Cramer takes great care in gently refuting these arguments. Infrastructural spending per capita, it turns out, greatly favours rural populations, not urban ones; schools in rural areas actually receive more funding than those in cities. And yet that rural consciousness not only persists, it underpins an entire world view. Cramer convincingly makes the case that this rural consciousness is, for most people she meets, actually the primary lens through which they view not only local politics but national and international events, too.
It’s particularly interesting to see that ways that rural consciousness doesn’t overlap with Republican ideology. Support for works programmes and infrastructural spending, support for economic intervention, support for single-payer healthcare; all of these are policies more associated with the Democratic party, and yet they find favour and support amid those with a rural consciousness. These rural populations vote Republican, but it’s not wholly for policy reasons; it’s more tribal than that, it’s because Republicans understand and speak to this rural consciousness.
This world view, elegantly defined – far more elegantly than it’s possible to summarise here – and skilfully teased out of her interviewees, provides a useful model for observing US politics as a whole. It’s certainly more useful than the more commonplace Democrat–Republican partisanship, but it’s potentially more useful even than traditional measures like socioeconomic class or wealth, in certain contexts at least. It’s particularly useful because this population divide is so closely tied to electoral geography; constituencies, formed as they are from pre-existing geographic boundaries, tend to be either wholly rural or wholly urban, and so reflect one or other side of this divide.

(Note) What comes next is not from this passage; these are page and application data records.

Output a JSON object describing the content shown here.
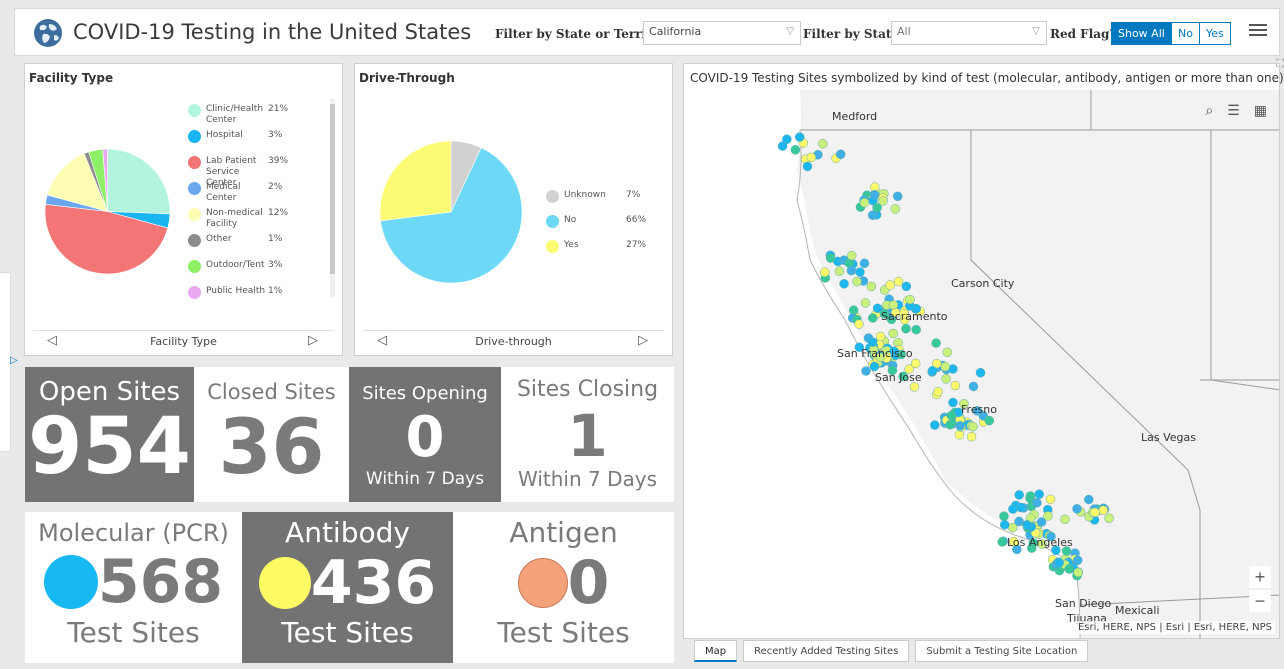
{
  "header": {
    "title": "COVID-19 Testing in the United States",
    "state_label": "Filter by State or Territory",
    "state_value": "California",
    "status_label": "Filter by Status",
    "status_value": "All",
    "redflag_label": "Red Flag?",
    "buttons": [
      "Show All",
      "No",
      "Yes"
    ]
  },
  "facility": {
    "title": "Facility Type",
    "pager_label": "Facility Type",
    "items": [
      {
        "name": "Clinic/Health Center",
        "pct": "21%",
        "color": "#b3f5dc",
        "value": 21
      },
      {
        "name": "Hospital",
        "pct": "3%",
        "color": "#18b5f0",
        "value": 3
      },
      {
        "name": "Lab Patient Service Center",
        "pct": "39%",
        "color": "#f47575",
        "value": 39
      },
      {
        "name": "Medical Center",
        "pct": "2%",
        "color": "#6ba7ef",
        "value": 2
      },
      {
        "name": "Non-medical Facility",
        "pct": "12%",
        "color": "#fdfcb3",
        "value": 12
      },
      {
        "name": "Other",
        "pct": "1%",
        "color": "#8c8c8c",
        "value": 1
      },
      {
        "name": "Outdoor/Tent",
        "pct": "3%",
        "color": "#8ef067",
        "value": 3
      },
      {
        "name": "Public Health",
        "pct": "1%",
        "color": "#e8a9f0",
        "value": 1
      }
    ]
  },
  "drive": {
    "title": "Drive-Through",
    "pager_label": "Drive-through",
    "items": [
      {
        "name": "Unknown",
        "pct": "7%",
        "color": "#d1d1d1",
        "value": 7
      },
      {
        "name": "No",
        "pct": "66%",
        "color": "#6ed8f7",
        "value": 66
      },
      {
        "name": "Yes",
        "pct": "27%",
        "color": "#fdfb74",
        "value": 27
      }
    ]
  },
  "stats": [
    {
      "label": "Open Sites",
      "value": "954",
      "sub": ""
    },
    {
      "label": "Closed Sites",
      "value": "36",
      "sub": ""
    },
    {
      "label": "Sites Opening",
      "value": "0",
      "sub": "Within 7 Days"
    },
    {
      "label": "Sites Closing",
      "value": "1",
      "sub": "Within 7 Days"
    }
  ],
  "tests": [
    {
      "label": "Molecular (PCR)",
      "value": "568",
      "sub": "Test Sites",
      "color": "#18b8f3"
    },
    {
      "label": "Antibody",
      "value": "436",
      "sub": "Test Sites",
      "color": "#fdfb64"
    },
    {
      "label": "Antigen",
      "value": "0",
      "sub": "Test Sites",
      "color": "#f5a27a"
    }
  ],
  "map": {
    "title": "COVID-19 Testing Sites symbolized by kind of test (molecular, antibody, antigen or more than one)",
    "attribution": "Esri, HERE, NPS | Esri | Esri, HERE, NPS",
    "cities": [
      "Medford",
      "Carson City",
      "Sacramento",
      "San Francisco",
      "San Jose",
      "Fresno",
      "Las Vegas",
      "Los Angeles",
      "San Diego",
      "Tijuana",
      "Mexicali"
    ],
    "tabs": [
      "Map",
      "Recently Added Testing Sites",
      "Submit a Testing Site Location"
    ]
  }
}
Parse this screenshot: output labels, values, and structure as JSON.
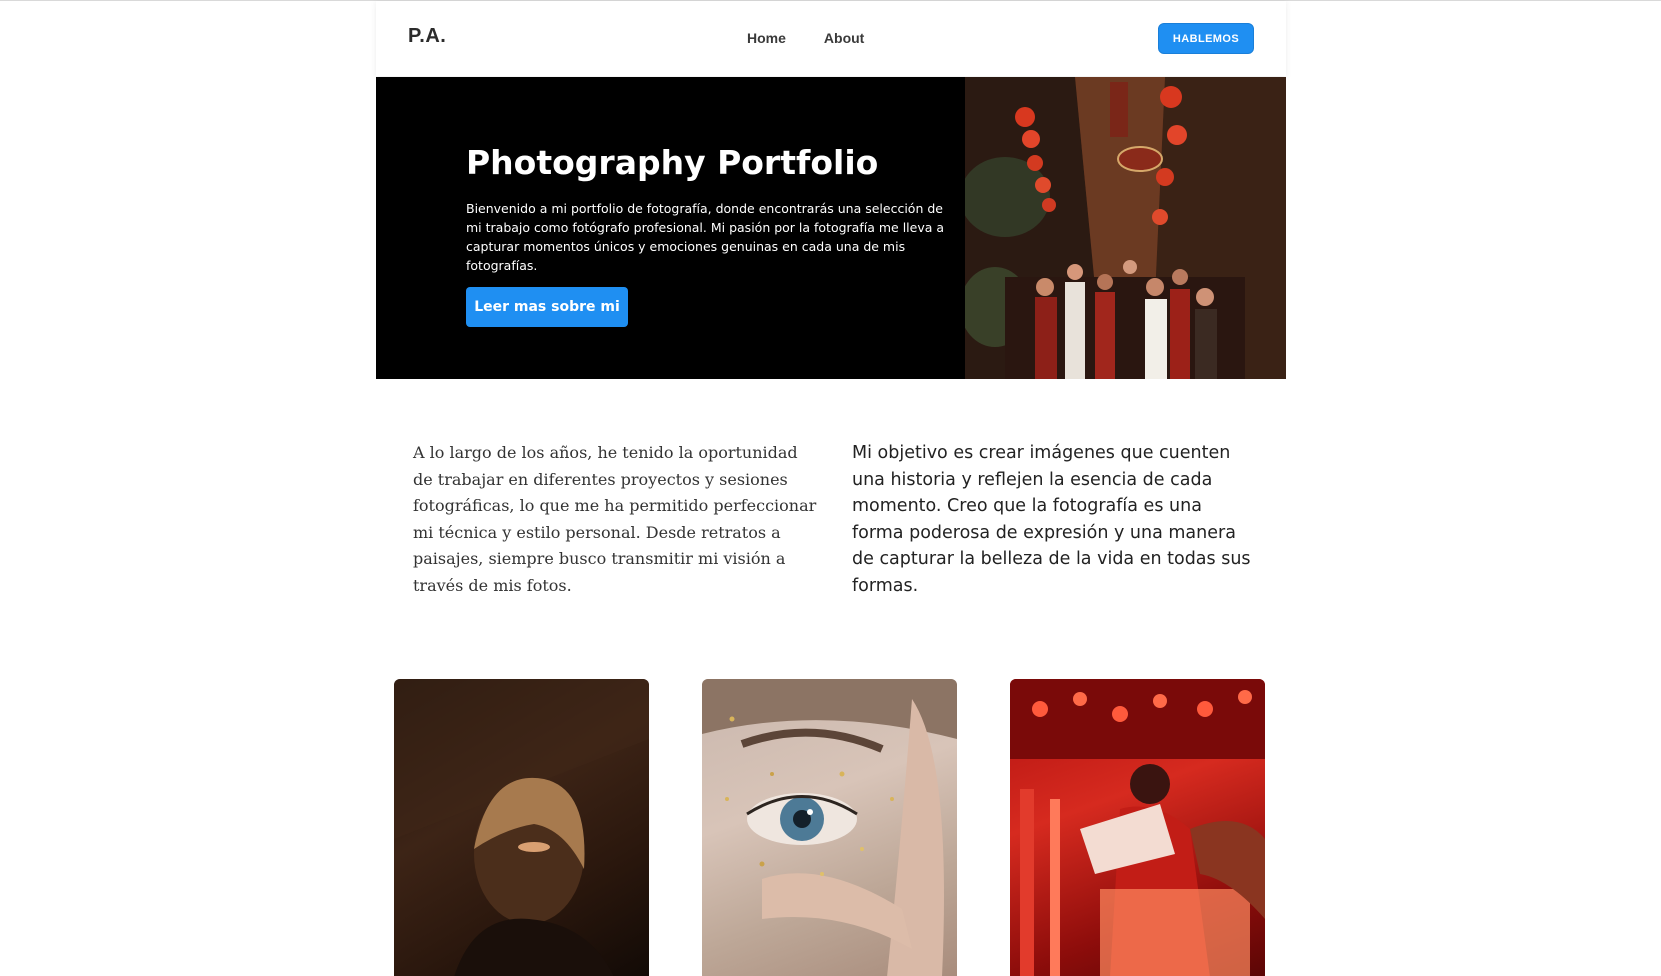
{
  "nav": {
    "logo": "P.A.",
    "links": [
      {
        "label": "Home"
      },
      {
        "label": "About"
      }
    ],
    "cta_label": "HABLEMOS"
  },
  "hero": {
    "title": "Photography Portfolio",
    "text": "Bienvenido a mi portfolio de fotografía, donde encontrarás una selección de mi trabajo como fotógrafo profesional. Mi pasión por la fotografía me lleva a capturar momentos únicos y emociones genuinas en cada una de mis fotografías.",
    "button_label": "Leer mas sobre mi"
  },
  "about": {
    "left": "A lo largo de los años, he tenido la oportunidad de trabajar en diferentes proyectos y sesiones fotográficas, lo que me ha permitido perfeccionar mi técnica y estilo personal. Desde retratos a paisajes, siempre busco transmitir mi visión a través de mis fotos.",
    "right": "Mi objetivo es crear imágenes que cuenten una historia y reflejen la esencia de cada momento. Creo que la fotografía es una forma poderosa de expresión y una manera de capturar la belleza de la vida en todas sus formas."
  },
  "colors": {
    "accent": "#1f8ff2",
    "hero_bg": "#000000",
    "text_dark": "#222222"
  }
}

Perhaps the most illuminating event to view through this framework is the 2016 presidential election, in which Donald Trump harnessed just this rural consciousness in order to take a victory even more improbable than Scott Walker’s – and of a similar sort. Losing the popular vote by an enormous margin, Trump won because of a system – the electoral college – designed explicitly to bolster the electoral power of a rural minority against an urban majority. As demographics continue to shift in the US – a growing Hispanic population, increasing urbanisation – it might be that 2016 was a freak event, the last time that rural populations were able to flex their electoral muscles in this way. But what’s certain is that this rural consciousness won’t abate; the politics of resentment are, unfortunately, here to stay, with all their associated ugliness.